I’ve been doing a lot of testing with the new GPT-4-omni-mini model, and I’m blown away. It’s hard to believe it’s cheaper than either GPT 3.5 Turbo or Claude 3 Haiku.

I updated all my toy Streamlit apps to use it, and they are all the better for it. Emily is capable of having longer conversations and offering a more in-depth tarot session and just feels a lot “smarter” (https://emilytarot.com) and the stories generated at https://littlecattales.com definitely feel like they keep to the intended plot better, and it is certainly better and producing the stories without error in general. I can’t notice any difference on just a few attempts at https://thetroublewithbridges.com but it’s faster and cheaper at least.

I’ve been doing lots of testing of it within the context of an QA bot that must return reliable, accurate data as well, and it is performing really well in my particular conditions. Just a great model.

Anyone else tried it out yet?

2 Likes

I totally agree - for my use case it is just as fast and accurate as 4o. The most impressive part is the openai api usage chart, my costs are 1/10th what they were with 4o.

As I’ve continued to build with and utilize omni mini, I just continue to be blown away by the performance for the price point. This is seriously opening a lot of doors for including more AI features where it would have been cost-prohibitive before.

It’s very, very good at function calling and instruction following. I’m currently prototyping a natural language data prep feature for a client and the accuracy that 4o-mini achieves in function calling is quite striking, particularly when compared to 3.5 turbo. I’m still early in the prototyping phase so don’t have any quantitative assessments but after a couple hundred manual tests I’ve only seen a handful of minor mistakes, even when dealing with pretty wide datasets and complex instructions requiring multiple function calls to achieve the requested data transformations. I spent considerably more on 7 requests to omni compared to 158 on omni-mini

This is still by far my favorite model. I have plenty of custom apps and tools using LLMs now, but Omni Mini has proven itself to be the most capable and cost efficient. Here’s a few months of my usage on my note taking / daily logging app

I’ve built tools for it to do a number of things and it’s just incredible at using tools for accomplishing the tasks I set it. It pretty much exclusively handles my calendar “stuff” now. I’ll put in some example snippets of how I’m interacting with it and what it does for me regularly. I’ve ready plenty of arguments about how LLMs cannot perform true reasoning, but it sure looks awful close to me…


Another six months later and this is still by far my favorite and most used model. I’m doing millions of tokens a day now and don’t get me wrong I love Haiku 3.5, Sonnet 3.7, Mistral Small, GPT-4o, and several others, but GPT 4o mini is a task following, tool using BEAST and 100% my first choice.

We still deploy almost entirely GPT-4o into production, but getting it working for whatever I’m building with mini in the prototype stage has always translated into higher quality responses with the more costly models than before I tuned my prompts.
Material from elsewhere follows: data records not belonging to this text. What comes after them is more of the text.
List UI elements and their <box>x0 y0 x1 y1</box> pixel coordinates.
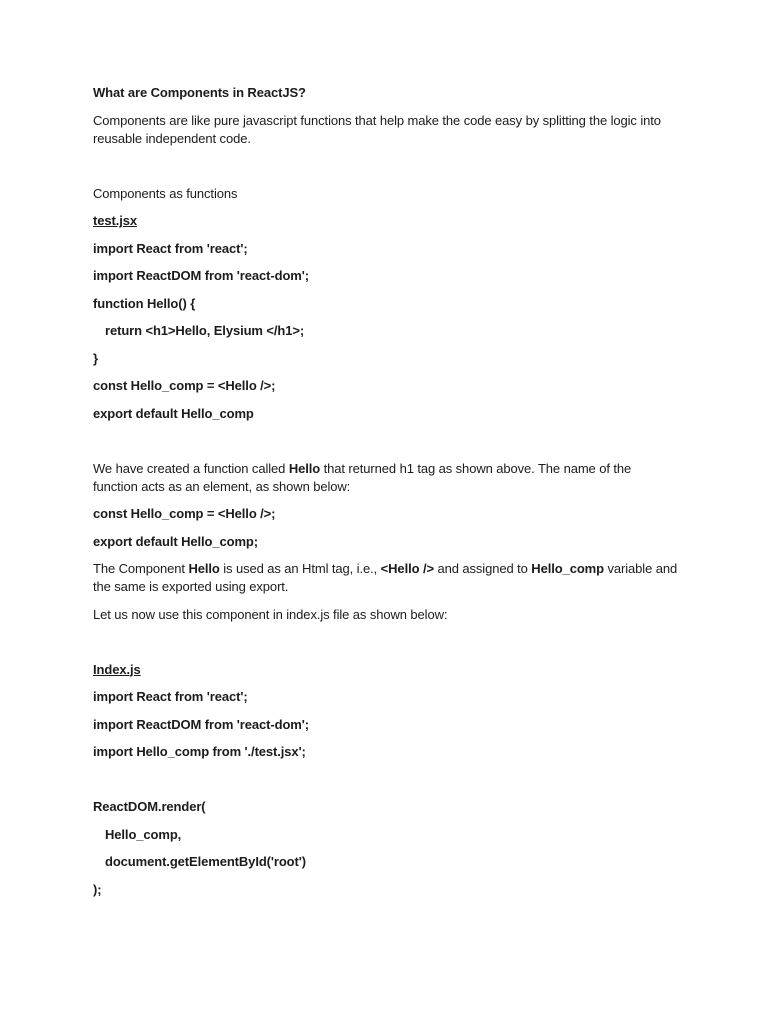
text-run: What are Components in ReactJS? <box>93 85 306 100</box>
paragraph <box>93 560 679 596</box>
blank-line <box>93 633 679 651</box>
code-line <box>93 240 679 258</box>
blank-line <box>93 771 679 789</box>
text-run: const Hello_comp = <Hello />; <box>93 378 276 393</box>
text-run: import React from 'react'; <box>93 240 248 256</box>
paragraph <box>93 460 679 496</box>
blank-line <box>93 432 679 450</box>
text-run: Components are like pure javascript functions that help make the code easy by splitting the logic into reusable independent code. <box>93 112 661 146</box>
blank-line <box>93 157 679 175</box>
text-run: is used as an Html tag, i.e., <box>219 561 381 576</box>
paragraph <box>93 185 679 203</box>
code-line <box>93 798 679 816</box>
text-run: that returned h1 tag as shown above. The name of the function acts as an element, as shown below: <box>93 460 632 494</box>
code-line <box>93 267 679 285</box>
text-run: <Hello /> <box>380 561 434 576</box>
text-run: return <h1>Hello, Elysium </h1>; <box>105 323 305 338</box>
document-title <box>93 84 679 102</box>
text-run: export default Hello_comp; <box>93 533 258 549</box>
text-run: import ReactDOM from 'react-dom'; <box>93 716 309 732</box>
text-run: The Component <box>93 561 189 576</box>
filename-label <box>93 661 679 679</box>
code-line <box>93 688 679 706</box>
text-run: import Hello_comp from './test.jsx'; <box>93 744 306 759</box>
text-run: Hello_comp <box>531 561 604 576</box>
text-run: Let us now use this component in index.js file as shown below: <box>93 606 448 622</box>
text-run: import React from 'react'; <box>93 689 248 704</box>
text-run: Components as functions <box>93 185 238 201</box>
paragraph <box>93 112 679 148</box>
code-line <box>93 533 679 551</box>
code-line <box>93 853 679 871</box>
code-line <box>93 826 679 844</box>
code-line <box>93 743 679 761</box>
text-run: Hello_comp, <box>105 826 182 842</box>
document-content <box>93 84 679 899</box>
text-run: import ReactDOM from 'react-dom'; <box>93 268 309 283</box>
paragraph <box>93 606 679 624</box>
code-line <box>93 322 679 340</box>
text-run: function Hello() { <box>93 295 196 311</box>
code-line <box>93 377 679 395</box>
text-run: variable and the same is exported using export. <box>93 561 678 594</box>
text-run: Index.js <box>93 661 141 677</box>
code-line <box>93 295 679 313</box>
text-run: Hello <box>288 460 321 476</box>
text-run: Hello <box>188 561 220 576</box>
text-run: } <box>93 350 98 366</box>
code-line <box>93 505 679 523</box>
text-run: document.getElementById('root') <box>105 854 306 869</box>
text-run: and assigned to <box>433 561 532 576</box>
filename-label <box>93 212 679 230</box>
text-run: test.jsx <box>93 213 138 228</box>
code-line <box>93 350 679 368</box>
text-run: ReactDOM.render( <box>93 799 206 814</box>
text-run: export default Hello_comp <box>93 405 254 421</box>
text-run: We have created a function called <box>93 460 289 476</box>
code-line <box>93 881 679 899</box>
code-line <box>93 716 679 734</box>
text-run: ); <box>93 881 102 897</box>
code-line <box>93 405 679 423</box>
text-run: const Hello_comp = <Hello />; <box>93 506 276 521</box>
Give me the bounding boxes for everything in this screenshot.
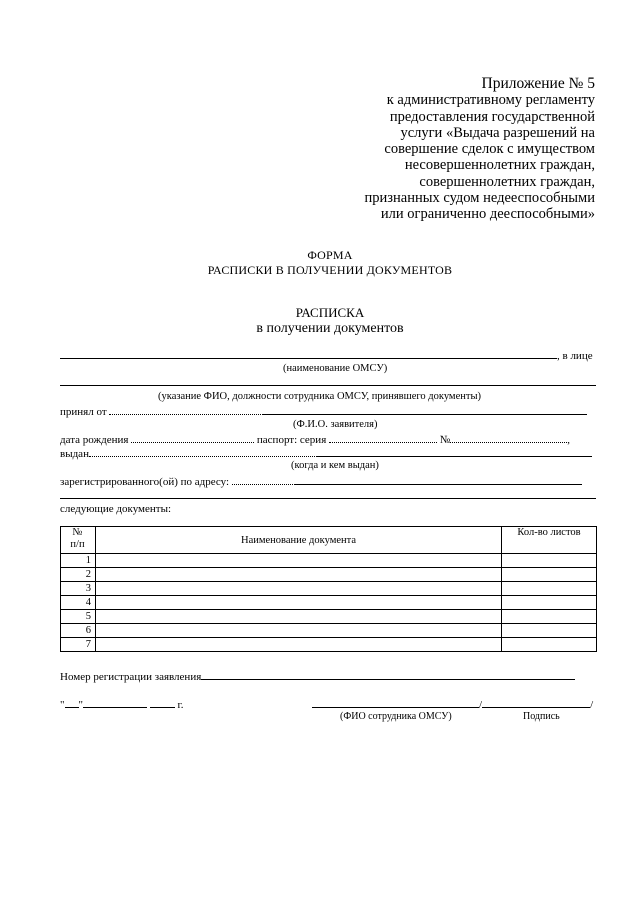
- birth-passport-line: [60, 432, 596, 447]
- following-docs: [60, 503, 596, 516]
- appendix-line: предоставления государственной: [389, 108, 595, 125]
- date-month-field[interactable]: [83, 697, 147, 708]
- issued-line: [60, 446, 596, 461]
- comma: ,: [567, 434, 571, 446]
- doc-name-cell[interactable]: [96, 624, 502, 638]
- table-header-row: [61, 527, 597, 554]
- reg-number-field[interactable]: [201, 669, 575, 680]
- table-row: [61, 610, 597, 624]
- signature-line: [312, 697, 602, 712]
- table-row: [61, 638, 597, 652]
- doc-name-cell[interactable]: [96, 582, 502, 596]
- address-field-part2[interactable]: [295, 474, 582, 485]
- registered-label: зарегистрированного(ой) по адресу:: [60, 476, 230, 488]
- applicant-caption: (Ф.И.О. заявителя): [293, 419, 378, 430]
- year-suffix: г.: [177, 699, 184, 711]
- reg-number-label: Номер регистрации заявления: [60, 671, 202, 683]
- employee-field[interactable]: [60, 375, 596, 386]
- doc-count-cell[interactable]: [502, 624, 597, 638]
- slash: /: [479, 699, 483, 711]
- receipt-subtitle: в получении документов: [256, 321, 404, 336]
- passport-number-field[interactable]: [450, 432, 567, 443]
- issued-field-part1[interactable]: [89, 446, 317, 457]
- date-quote-close: ": [78, 699, 83, 711]
- birth-date-field[interactable]: [131, 432, 254, 443]
- address-field-part1[interactable]: [232, 474, 295, 485]
- reg-number-line: [60, 669, 596, 684]
- doc-count-cell[interactable]: [502, 554, 597, 568]
- appendix-header: [365, 76, 596, 223]
- doc-count-cell[interactable]: [502, 610, 597, 624]
- documents-table: [60, 526, 597, 652]
- address-line: [60, 474, 596, 489]
- omsu-name-field[interactable]: [60, 348, 557, 359]
- row-number: 6: [61, 624, 96, 638]
- accepted-from-line: [60, 404, 596, 419]
- passport-series-label: паспорт: серия: [256, 434, 327, 446]
- appendix-line: к административному регламенту: [386, 92, 595, 109]
- col-num-label-1: №: [72, 527, 83, 538]
- doc-count-cell[interactable]: [502, 568, 597, 582]
- applicant-field-part1[interactable]: [109, 404, 263, 415]
- doc-name-cell[interactable]: [96, 610, 502, 624]
- issued-caption: (когда и кем выдан): [291, 460, 379, 471]
- employee-name-caption: (ФИО сотрудника ОМСУ): [340, 711, 452, 722]
- employee-line: [60, 375, 596, 390]
- table-row: [61, 554, 597, 568]
- form-heading: [60, 248, 600, 277]
- passport-series-field[interactable]: [329, 432, 437, 443]
- date-quote-open: ": [60, 699, 65, 711]
- date-year-field[interactable]: [150, 697, 175, 708]
- doc-name-cell[interactable]: [96, 638, 502, 652]
- address-field-cont[interactable]: [60, 488, 596, 499]
- table-row: [61, 582, 597, 596]
- employee-name-field[interactable]: [312, 697, 479, 708]
- appendix-line: или ограниченно дееспособными»: [380, 206, 595, 223]
- col-count-header: Кол-во листов: [502, 527, 597, 554]
- table-row: [61, 568, 597, 582]
- accepted-from-label: принял от: [60, 406, 107, 418]
- form-heading-line1: ФОРМА: [307, 248, 353, 262]
- appendix-line: признанных судом недееспособными: [364, 190, 595, 207]
- col-name-header: Наименование документа: [96, 527, 502, 554]
- signature-field[interactable]: [482, 697, 590, 708]
- col-num-label-2: п/п: [70, 539, 85, 550]
- omsu-caption: (наименование ОМСУ): [283, 363, 388, 374]
- number-sign: №: [439, 434, 451, 446]
- employee-caption: (указание ФИО, должности сотрудника ОМСУ, принявшего документы): [158, 391, 481, 402]
- receipt-heading: [60, 305, 600, 337]
- date-day-field[interactable]: [65, 697, 79, 708]
- col-num-header: [61, 527, 96, 554]
- doc-count-cell[interactable]: [502, 596, 597, 610]
- receipt-title: РАСПИСКА: [295, 305, 365, 320]
- row-number: 2: [61, 568, 96, 582]
- address-line-2: [60, 488, 596, 503]
- row-number: 7: [61, 638, 96, 652]
- in-person-suffix: , в лице: [557, 350, 593, 362]
- table-row: [61, 624, 597, 638]
- applicant-field-part2[interactable]: [263, 404, 587, 415]
- following-docs-label: следующие документы:: [60, 503, 172, 515]
- row-number: 5: [61, 610, 96, 624]
- doc-count-cell[interactable]: [502, 582, 597, 596]
- appendix-line: совершеннолетних граждан,: [419, 173, 595, 190]
- issued-label: выдан: [60, 448, 89, 460]
- row-number: 1: [61, 554, 96, 568]
- doc-name-cell[interactable]: [96, 596, 502, 610]
- issued-field-part2[interactable]: [317, 446, 592, 457]
- row-number: 3: [61, 582, 96, 596]
- row-number: 4: [61, 596, 96, 610]
- appendix-title: Приложение № 5: [481, 75, 595, 92]
- doc-name-cell[interactable]: [96, 568, 502, 582]
- appendix-line: совершение сделок с имуществом: [384, 141, 595, 158]
- doc-name-cell[interactable]: [96, 554, 502, 568]
- birth-date-label: дата рождения: [60, 434, 129, 446]
- appendix-line: услуги «Выдача разрешений на: [400, 124, 595, 141]
- form-heading-line2: РАСПИСКИ В ПОЛУЧЕНИИ ДОКУМЕНТОВ: [207, 262, 453, 277]
- doc-count-cell[interactable]: [502, 638, 597, 652]
- omsu-line: [60, 348, 596, 363]
- table-row: [61, 596, 597, 610]
- signature-caption: Подпись: [523, 711, 560, 722]
- slash-end: /: [590, 699, 594, 711]
- appendix-line: несовершеннолетних граждан,: [404, 157, 595, 174]
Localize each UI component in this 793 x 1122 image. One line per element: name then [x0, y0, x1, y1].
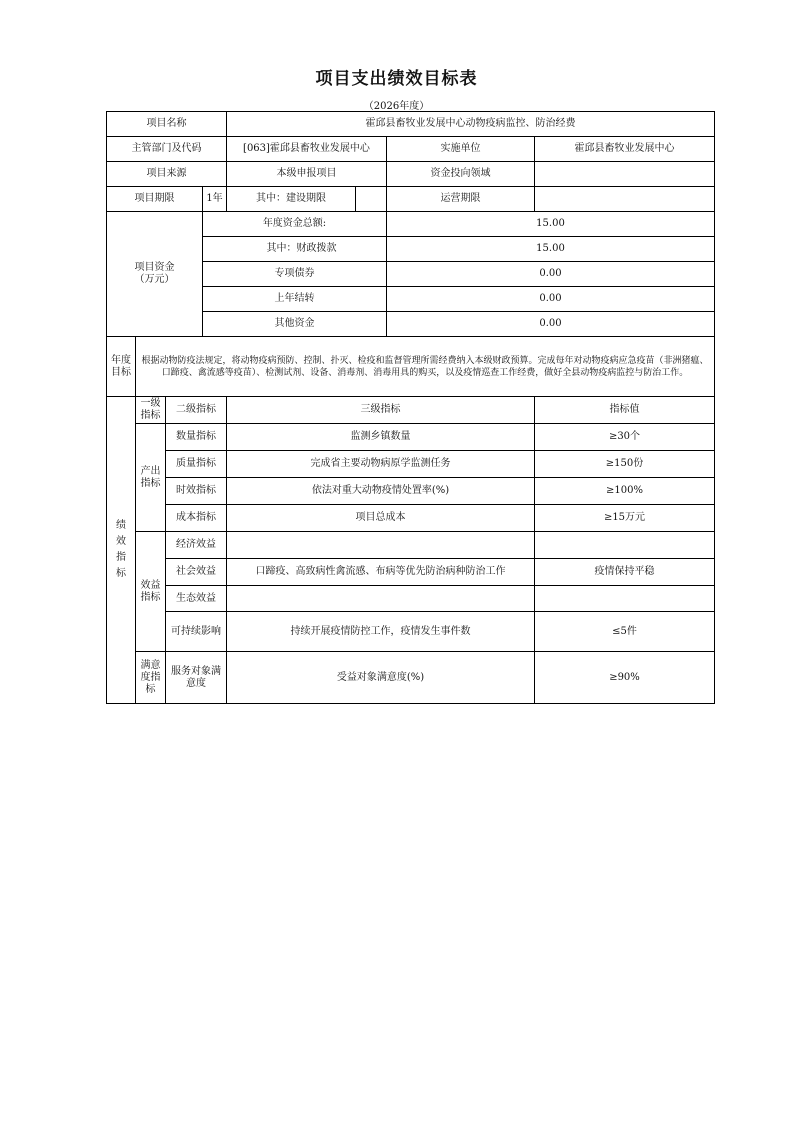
level2-cell: 质量指标: [166, 451, 227, 478]
satisfaction-indicator-label: 满意 度指 标: [136, 652, 166, 704]
indicator-row: [107, 451, 715, 478]
level3-cell: 监测乡镇数量: [227, 424, 535, 451]
invest-field-label: 资金投向领域: [387, 162, 535, 187]
page-title: 项目支出绩效目标表: [315, 69, 478, 89]
operation-value: [535, 187, 715, 212]
indicator-row: [107, 586, 715, 612]
level2-cell: 数量指标: [166, 424, 227, 451]
indicator-header-row: [107, 397, 715, 424]
indicator-value-cell: [535, 532, 715, 559]
indicator-row: [107, 532, 715, 559]
level2-cell: 社会效益: [166, 559, 227, 586]
indicator-value-cell: ≥150份: [535, 451, 715, 478]
row-period: [107, 187, 715, 212]
indicator-value-cell: ≤5件: [535, 612, 715, 652]
project-name-label: 项目名称: [107, 112, 227, 137]
annual-target-text: 根据动物防疫法规定，将动物疫病预防、控制、扑灭、检疫和监督管理所需经费纳入本级财政预算。完成每年对动物疫病应急疫苗（非洲猪瘟、口蹄疫、禽流感等疫苗）、检测试剂、设备、消毒剂、消毒用具的购买，以及疫情巡查工作经费，做好全县动物疫病监控与防治工作。: [136, 337, 715, 397]
indicator-value-header: 指标值: [535, 397, 715, 424]
level2-cell: 经济效益: [166, 532, 227, 559]
impl-unit-label: 实施单位: [387, 137, 535, 162]
fund-item-label: 专项债券: [203, 262, 387, 287]
fund-item-amount: 15.00: [387, 212, 715, 237]
row-project-name: [107, 112, 715, 137]
indicator-row: [107, 478, 715, 505]
level2-header: 二级指标: [166, 397, 227, 424]
funds-label: 项目资金 （万元）: [107, 212, 203, 337]
benefit-indicator-label: 效益 指标: [136, 532, 166, 652]
construction-value: [356, 187, 387, 212]
fund-item-amount: 15.00: [387, 237, 715, 262]
level2-cell: 生态效益: [166, 586, 227, 612]
level2-cell: 时效指标: [166, 478, 227, 505]
fund-item-amount: 0.00: [387, 287, 715, 312]
impl-unit-value: 霍邱县畜牧业发展中心: [535, 137, 715, 162]
indicator-row: [107, 424, 715, 451]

Streamlit is still my go-to prototyping tool, along with a locally running instance of Arize Phoenix | Phoenix for very rapid iteration on small tweaks to the prompts / tool wordings.

Wow, have you not tried Gemini 2.5 yet?

No I haven’t, most of my clients have only approved AWS Bedrock and OpenAI for deployments so I haven’t ventured much beyond what they offer. However looking at the pricing of Gemini 2.5, they don’t really seem like they are in the same “class” of model:

Input Price Per million tokens
GPT 4 Omni Mini - $0.15 ($.075 for cached inputs)
Gemini 2.5 Pro - $1.25

Output Price Per million tokens
GPT 4 Omni Mini - $0.60
Gemini 2.5 Pro - $10.00

Those are pretty dramatically different!

Have you had good success with Gemini?

Gemini 2.0 Flash is amazing for the price, and Flash 2.5 should be here soon, likely priced about the same ($0.10/million In, $0.40/million Out).